In particular, the 'DeepSeek shock' that swept the global AI industry at the beginning of the year is identified as the main reason driving the U.S. government's push for an open-source AI dissemination strategy. After DeepSeek released the low-cost, high-performance open-source inference model 'R1', American researchers and developers actively utilized it, leading to R1 becoming the most popular model on Hugging Face, with thousands of variant models subsequently used by major corporations and research institutions, heightening fears that the U.S. could lose its AI leadership to China.
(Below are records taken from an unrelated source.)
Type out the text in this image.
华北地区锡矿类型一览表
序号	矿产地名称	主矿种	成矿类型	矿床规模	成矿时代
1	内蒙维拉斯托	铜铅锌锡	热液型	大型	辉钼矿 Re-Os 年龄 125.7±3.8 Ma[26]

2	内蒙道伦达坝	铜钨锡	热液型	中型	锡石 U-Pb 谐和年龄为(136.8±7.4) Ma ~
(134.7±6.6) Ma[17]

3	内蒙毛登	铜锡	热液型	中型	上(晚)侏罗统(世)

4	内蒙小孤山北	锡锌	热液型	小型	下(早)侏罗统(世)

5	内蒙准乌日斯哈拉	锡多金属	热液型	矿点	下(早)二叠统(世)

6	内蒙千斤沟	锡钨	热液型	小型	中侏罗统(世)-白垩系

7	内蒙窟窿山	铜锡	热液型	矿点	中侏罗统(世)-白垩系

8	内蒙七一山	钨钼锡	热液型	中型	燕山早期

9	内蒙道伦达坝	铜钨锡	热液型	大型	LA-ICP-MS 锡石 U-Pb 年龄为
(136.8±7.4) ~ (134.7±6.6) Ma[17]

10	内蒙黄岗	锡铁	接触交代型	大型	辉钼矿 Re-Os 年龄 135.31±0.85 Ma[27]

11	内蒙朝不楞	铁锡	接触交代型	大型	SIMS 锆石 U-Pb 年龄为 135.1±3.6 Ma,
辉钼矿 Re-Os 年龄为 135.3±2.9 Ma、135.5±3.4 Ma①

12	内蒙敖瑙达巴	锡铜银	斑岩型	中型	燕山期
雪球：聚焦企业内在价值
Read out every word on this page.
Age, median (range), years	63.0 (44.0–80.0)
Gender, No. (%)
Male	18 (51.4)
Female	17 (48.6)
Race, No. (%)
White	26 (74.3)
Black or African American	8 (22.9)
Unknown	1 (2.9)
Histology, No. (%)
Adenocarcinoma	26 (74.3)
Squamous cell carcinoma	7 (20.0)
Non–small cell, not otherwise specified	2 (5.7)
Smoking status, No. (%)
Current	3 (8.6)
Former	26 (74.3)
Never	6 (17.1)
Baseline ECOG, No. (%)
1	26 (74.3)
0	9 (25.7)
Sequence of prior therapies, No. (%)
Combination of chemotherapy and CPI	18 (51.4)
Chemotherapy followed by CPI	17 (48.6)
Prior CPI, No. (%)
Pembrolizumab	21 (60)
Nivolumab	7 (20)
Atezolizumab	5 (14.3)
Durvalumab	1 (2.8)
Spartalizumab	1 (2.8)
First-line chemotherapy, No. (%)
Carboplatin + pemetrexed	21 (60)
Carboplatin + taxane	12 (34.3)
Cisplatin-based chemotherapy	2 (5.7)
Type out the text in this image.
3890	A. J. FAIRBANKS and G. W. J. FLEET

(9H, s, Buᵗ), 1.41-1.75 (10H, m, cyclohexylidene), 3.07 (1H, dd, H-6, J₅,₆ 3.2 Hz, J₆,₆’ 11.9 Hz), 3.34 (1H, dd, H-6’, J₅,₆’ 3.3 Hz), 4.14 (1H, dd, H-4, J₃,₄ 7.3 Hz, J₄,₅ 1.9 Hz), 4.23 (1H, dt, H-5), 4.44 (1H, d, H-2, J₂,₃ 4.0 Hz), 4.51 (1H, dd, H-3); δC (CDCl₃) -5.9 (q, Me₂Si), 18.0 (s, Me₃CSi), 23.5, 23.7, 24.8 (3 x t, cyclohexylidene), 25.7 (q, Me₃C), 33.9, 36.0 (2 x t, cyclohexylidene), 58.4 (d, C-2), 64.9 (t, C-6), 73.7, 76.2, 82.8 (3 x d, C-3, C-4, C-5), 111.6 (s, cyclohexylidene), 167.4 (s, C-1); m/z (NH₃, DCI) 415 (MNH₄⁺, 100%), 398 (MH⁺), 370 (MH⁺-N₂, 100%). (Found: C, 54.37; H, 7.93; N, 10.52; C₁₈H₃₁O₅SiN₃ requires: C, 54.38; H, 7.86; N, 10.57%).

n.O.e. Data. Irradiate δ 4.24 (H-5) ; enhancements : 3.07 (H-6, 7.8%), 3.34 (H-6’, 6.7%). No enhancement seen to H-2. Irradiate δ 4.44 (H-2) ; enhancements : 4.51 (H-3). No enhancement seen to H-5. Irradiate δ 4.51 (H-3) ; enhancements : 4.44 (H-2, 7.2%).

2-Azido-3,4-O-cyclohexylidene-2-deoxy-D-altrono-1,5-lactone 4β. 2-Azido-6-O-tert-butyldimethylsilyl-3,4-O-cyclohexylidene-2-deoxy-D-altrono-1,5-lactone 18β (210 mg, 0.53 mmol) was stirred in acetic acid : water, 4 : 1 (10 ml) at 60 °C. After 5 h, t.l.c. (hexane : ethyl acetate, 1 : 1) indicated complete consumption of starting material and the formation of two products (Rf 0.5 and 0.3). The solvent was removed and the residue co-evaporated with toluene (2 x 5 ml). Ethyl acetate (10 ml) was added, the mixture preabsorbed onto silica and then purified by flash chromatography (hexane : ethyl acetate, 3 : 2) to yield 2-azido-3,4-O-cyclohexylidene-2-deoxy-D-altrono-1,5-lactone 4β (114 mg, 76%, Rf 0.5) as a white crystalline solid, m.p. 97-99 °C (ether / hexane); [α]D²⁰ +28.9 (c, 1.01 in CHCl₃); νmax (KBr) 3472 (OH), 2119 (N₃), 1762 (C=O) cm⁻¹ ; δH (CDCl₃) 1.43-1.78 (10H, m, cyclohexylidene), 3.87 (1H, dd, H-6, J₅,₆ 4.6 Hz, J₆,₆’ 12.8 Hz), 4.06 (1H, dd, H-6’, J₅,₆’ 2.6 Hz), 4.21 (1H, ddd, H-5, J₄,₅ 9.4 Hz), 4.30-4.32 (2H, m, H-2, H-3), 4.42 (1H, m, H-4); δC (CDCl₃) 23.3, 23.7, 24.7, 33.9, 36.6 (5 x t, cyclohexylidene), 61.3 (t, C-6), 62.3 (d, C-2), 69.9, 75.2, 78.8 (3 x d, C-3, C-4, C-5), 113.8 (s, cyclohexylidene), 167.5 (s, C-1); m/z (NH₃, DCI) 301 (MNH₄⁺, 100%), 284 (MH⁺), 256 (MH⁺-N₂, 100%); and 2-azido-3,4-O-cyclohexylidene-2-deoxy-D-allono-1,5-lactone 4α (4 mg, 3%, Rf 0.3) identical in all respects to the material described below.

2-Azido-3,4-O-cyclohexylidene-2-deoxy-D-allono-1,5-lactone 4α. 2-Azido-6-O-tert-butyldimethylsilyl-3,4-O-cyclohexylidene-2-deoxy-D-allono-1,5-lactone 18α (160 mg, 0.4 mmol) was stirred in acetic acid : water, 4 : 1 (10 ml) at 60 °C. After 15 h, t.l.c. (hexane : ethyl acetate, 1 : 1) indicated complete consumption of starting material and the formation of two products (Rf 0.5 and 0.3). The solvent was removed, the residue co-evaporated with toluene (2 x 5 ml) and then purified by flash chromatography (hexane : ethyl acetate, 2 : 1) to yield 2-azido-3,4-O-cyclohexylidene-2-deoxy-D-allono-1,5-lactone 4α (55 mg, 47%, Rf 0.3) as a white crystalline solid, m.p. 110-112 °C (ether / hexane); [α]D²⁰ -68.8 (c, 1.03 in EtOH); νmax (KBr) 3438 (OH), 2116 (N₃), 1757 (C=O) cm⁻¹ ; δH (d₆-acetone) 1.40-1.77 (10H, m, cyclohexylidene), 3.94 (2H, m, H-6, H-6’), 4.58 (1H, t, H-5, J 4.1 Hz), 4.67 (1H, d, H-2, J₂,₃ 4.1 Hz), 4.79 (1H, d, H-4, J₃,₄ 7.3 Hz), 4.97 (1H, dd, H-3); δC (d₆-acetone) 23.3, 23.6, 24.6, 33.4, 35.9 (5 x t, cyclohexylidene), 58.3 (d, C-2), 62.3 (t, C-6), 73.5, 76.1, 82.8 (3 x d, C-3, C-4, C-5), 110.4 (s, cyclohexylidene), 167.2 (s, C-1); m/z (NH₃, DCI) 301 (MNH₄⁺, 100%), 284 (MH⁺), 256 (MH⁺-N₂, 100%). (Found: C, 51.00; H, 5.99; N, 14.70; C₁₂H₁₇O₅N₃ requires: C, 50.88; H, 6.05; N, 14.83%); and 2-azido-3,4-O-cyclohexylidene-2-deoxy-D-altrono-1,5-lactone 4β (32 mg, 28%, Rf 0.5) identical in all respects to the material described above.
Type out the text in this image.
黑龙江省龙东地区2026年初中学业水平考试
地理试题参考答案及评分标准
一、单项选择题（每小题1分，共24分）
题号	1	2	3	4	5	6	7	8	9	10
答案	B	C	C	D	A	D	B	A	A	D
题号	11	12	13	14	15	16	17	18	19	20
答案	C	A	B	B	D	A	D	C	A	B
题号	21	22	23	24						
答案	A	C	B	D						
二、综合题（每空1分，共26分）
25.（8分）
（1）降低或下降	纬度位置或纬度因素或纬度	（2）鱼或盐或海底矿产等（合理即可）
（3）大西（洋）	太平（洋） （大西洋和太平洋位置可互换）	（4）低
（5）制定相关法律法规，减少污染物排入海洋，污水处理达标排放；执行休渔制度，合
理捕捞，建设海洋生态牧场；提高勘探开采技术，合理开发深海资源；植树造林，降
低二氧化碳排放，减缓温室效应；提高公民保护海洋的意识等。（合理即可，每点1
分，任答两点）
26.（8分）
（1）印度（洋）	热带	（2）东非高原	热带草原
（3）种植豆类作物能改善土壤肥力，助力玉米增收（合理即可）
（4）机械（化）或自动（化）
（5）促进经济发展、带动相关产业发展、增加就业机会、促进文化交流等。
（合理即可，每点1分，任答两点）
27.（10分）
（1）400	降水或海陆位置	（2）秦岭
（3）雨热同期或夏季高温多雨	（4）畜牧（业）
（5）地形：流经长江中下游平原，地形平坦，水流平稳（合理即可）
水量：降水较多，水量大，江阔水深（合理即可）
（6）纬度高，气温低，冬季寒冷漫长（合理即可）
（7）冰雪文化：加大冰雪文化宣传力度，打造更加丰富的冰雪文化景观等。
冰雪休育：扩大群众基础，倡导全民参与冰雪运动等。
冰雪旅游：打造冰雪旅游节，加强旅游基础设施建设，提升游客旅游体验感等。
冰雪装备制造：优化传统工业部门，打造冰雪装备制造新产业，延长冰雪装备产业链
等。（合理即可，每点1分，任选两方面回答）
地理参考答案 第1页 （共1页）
Tech publication VentureBeat described the situation at the time as "the moment American AI was built for the first time on a Chinese model."

China is expanding its influence in the global market by promoting open-source AI. The Washington Post cited analysis from the global AI research organization 'Artificial Analysis', reporting that "of the top 15 AI models currently, only 5 are open-source, all developed by Chinese corporations." In fact, in July alone, Chinese corporations like Alibaba and Baidu unveiled four new open-source models, while major U.S. tech companies, excluding Meta, continue to maintain closed strategies.

Graphic = Sohn Min-kyun

◇ OpenAI shifts to a mixed strategy of closed and open-source to maintain market advantage

There is also an analysis that OpenAI has adopted a mixed strategy of providing both closed and open-source models to maintain an advantage in the AI ecosystem, recognizing the limitations of its closed strategy. After launching ChatGPT in 2022, OpenAI rose as a dominant force in the closed AI ecosystem, but recently competitors such as Google's Gemini, Anthropic's Claude, and xAI's Grok are rapidly closing the gap, while in the open-source AI market, Chinese corporations led by DeepSeek are making significant advances, threatening OpenAI's previously solid industry leadership.

Following the DeepSeek incident, CEO Altman acknowledged, "We thought we were on the wrong side of history" before embarking on the development of open-source models. While closed models, which exclusively manage the structure and internal workings of AI models, are advantageous for revenue generation, open-source models that disclose source codes and designs allow developers to utilize them freely, aiding in technology diffusion and user acquisition.

Meta, the parent company of Facebook, is also shifting towards a mixed strategy. While Meta has sought differentiation with its open-source model 'LLaMA', it recently indicated the potential introduction of closed models for the first time. Mark Zuckerberg, CEO of Meta, is committed to developing 'superintelligent AI' that surpasses human intelligence, mentioning that related technologies may not be disclosed as open-source. The astronomical costs invested in superintelligent AI are utilized for development under a closed model for commercialization and revenue generation, while LLaMA is provided as open-source to acquire more users, executing a 'two-track' strategy.

CEO Zuckerberg stated, "The benefits of superintelligence should be widely distributed, but at the same time could create new risks," adding, "We will carefully decide which models to disclose as open-source."